My sinuses and throat are inflamed from my cold in a way that means hot showers make them worse, not better. It is not the natural order of the universe.
Update: it’s 8 and I’m still awake. Fuuuuuuuccccck.
Kind of a bigger complaint, but I think I need a new career. But that sounds like a lot of work and I’m spoiled by my current career in some very tangible ways that are hard to let go of.
Plus I really don’t quite know yet what I want to do.
I woke up to a fraud alert on my credit card, and the dust hasn’t even settled from last week’s checking account fraud.
Content warning: another fucking shooting.
Summary
I woman in the El Paso shooting died protecting her 3 month old baby. The baby’s dad also died.

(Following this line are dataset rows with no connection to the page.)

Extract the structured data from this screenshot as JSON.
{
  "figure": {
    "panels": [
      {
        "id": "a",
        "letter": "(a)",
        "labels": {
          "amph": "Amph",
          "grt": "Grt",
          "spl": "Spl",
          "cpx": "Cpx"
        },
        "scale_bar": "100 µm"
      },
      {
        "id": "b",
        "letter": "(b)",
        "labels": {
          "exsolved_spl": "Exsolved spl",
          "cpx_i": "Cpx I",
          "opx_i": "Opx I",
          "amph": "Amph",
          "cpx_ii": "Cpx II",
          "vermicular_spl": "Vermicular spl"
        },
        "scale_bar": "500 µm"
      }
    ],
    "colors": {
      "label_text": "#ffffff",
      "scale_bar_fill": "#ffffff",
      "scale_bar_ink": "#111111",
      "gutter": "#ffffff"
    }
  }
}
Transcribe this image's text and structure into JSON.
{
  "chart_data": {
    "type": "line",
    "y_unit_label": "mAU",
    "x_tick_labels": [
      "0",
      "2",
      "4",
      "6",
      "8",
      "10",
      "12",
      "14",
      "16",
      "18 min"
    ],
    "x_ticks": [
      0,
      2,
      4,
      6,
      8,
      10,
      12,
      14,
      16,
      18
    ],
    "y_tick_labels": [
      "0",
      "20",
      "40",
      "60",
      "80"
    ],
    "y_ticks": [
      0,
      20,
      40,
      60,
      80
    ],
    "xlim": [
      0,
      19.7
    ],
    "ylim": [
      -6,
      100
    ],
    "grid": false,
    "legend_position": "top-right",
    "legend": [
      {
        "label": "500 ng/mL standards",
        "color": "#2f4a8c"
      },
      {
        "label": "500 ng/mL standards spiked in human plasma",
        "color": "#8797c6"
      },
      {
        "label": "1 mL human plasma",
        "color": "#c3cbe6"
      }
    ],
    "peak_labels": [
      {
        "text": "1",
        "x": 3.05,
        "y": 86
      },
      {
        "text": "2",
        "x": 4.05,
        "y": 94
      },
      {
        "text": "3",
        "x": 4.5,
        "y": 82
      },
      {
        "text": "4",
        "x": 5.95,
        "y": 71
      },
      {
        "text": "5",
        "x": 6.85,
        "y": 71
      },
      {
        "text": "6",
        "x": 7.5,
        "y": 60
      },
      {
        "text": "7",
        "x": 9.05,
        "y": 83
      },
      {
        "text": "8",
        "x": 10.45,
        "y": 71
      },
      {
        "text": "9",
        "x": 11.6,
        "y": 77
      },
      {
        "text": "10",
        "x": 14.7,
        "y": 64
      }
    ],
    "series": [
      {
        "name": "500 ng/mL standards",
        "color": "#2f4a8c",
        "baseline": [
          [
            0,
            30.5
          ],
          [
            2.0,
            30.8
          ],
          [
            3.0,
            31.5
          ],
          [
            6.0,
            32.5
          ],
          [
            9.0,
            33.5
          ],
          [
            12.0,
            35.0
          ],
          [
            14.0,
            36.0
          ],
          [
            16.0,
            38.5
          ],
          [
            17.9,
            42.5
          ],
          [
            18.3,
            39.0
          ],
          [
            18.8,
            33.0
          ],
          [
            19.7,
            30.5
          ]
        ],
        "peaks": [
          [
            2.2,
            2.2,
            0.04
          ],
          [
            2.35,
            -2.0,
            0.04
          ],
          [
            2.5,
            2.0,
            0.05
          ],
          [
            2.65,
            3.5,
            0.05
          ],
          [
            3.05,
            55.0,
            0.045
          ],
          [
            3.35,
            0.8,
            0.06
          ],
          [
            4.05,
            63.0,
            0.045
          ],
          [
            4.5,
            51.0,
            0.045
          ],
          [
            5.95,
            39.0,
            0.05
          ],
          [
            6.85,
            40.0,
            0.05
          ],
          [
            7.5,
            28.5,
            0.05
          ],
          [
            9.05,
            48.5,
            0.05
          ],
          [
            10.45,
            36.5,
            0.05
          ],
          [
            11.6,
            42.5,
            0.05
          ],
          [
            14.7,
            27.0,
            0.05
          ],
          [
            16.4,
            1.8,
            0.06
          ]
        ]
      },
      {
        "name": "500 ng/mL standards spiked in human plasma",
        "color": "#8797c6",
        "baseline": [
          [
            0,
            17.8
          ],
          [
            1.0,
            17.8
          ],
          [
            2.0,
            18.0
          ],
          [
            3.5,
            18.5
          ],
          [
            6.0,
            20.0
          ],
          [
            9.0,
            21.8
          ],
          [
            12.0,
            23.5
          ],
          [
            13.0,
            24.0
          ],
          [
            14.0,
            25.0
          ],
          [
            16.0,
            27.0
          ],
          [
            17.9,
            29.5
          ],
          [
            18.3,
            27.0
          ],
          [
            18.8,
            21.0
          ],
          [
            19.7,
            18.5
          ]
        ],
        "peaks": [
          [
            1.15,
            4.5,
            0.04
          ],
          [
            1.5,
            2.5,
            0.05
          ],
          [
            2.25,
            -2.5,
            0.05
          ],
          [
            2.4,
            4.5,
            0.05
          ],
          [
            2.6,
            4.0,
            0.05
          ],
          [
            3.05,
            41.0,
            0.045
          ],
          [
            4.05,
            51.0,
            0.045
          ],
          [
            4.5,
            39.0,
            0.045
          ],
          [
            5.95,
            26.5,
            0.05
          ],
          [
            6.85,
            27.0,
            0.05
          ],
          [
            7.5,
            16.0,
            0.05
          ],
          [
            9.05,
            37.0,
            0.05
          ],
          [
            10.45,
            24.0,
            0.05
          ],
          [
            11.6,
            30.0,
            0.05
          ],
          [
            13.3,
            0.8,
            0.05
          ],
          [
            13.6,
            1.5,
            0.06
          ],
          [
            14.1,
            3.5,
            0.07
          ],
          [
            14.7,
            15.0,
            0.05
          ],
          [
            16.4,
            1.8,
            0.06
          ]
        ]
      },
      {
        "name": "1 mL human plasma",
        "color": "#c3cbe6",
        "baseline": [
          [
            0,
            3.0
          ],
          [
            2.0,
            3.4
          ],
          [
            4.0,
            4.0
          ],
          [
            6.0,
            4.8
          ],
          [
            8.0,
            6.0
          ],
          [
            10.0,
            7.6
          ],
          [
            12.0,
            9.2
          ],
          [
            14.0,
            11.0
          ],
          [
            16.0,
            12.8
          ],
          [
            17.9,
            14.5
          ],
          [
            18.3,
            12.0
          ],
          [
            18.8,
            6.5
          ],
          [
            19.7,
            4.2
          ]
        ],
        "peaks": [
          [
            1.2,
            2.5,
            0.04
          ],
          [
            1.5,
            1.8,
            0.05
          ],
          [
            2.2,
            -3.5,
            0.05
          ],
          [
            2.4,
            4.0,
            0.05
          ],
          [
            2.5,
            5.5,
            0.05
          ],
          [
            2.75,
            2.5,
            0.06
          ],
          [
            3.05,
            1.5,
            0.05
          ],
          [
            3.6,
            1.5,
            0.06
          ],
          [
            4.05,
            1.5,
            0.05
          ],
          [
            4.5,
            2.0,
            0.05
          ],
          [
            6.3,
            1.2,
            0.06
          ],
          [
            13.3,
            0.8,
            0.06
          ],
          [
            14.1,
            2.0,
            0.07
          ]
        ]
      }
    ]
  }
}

They were on their way home to host a birthday party for their 6 year old.
What the fuck. What the everloving fuck.
It is a big complaint. The biggest. It is a complaint about the unfairness of violence. I haven’t processed this latest horror yet. My heart goes out to everyone.
I don’t know how to process it. It’s horror upon horror, and there’s no pretending that it won’t happen again soon, in a newly horrifying way.
Well… after that yeah, this is truly a tiny complaint.
I was going on a walk and forgot my water, so I had to come home and cut my walk short
Hey so can… stuff like this have like a CW? I don’t mean to sound rude, I’m just in a place where I need to be careful about the information I’m consuming. When I click into a thread like this, I expect flippant or whatever. I don’t want to put on my armor first you know? Thanks dude.
Sorry dude.
Same. I’ve been trying to limit hearing about the shootings because it’s a back to school weekend so I assume families were impacted, but I can’t deal.
There was a bunch of thunder but no rain.
Also this was not the right thread to read instead of my body-horror YA novel before bed
My sinuses are throbbing and grossssss.
I made some healthy muffins to eat before I run and you can taste the healthy.
I left it too long between meals. Uuughrrrhhhg.
I need a shower and food but I am stuck under a cat.
Two of the four peaches I bought yesterday have gone missing.
A contractor was supposed to show up at 8. It is now 8:22 and I’m going to be late for work.
And with my low motivation, this feels like an excuse to just call out of work altogether today.
When I take melatonin at night, it’s basically impossible for me to get up the next morning.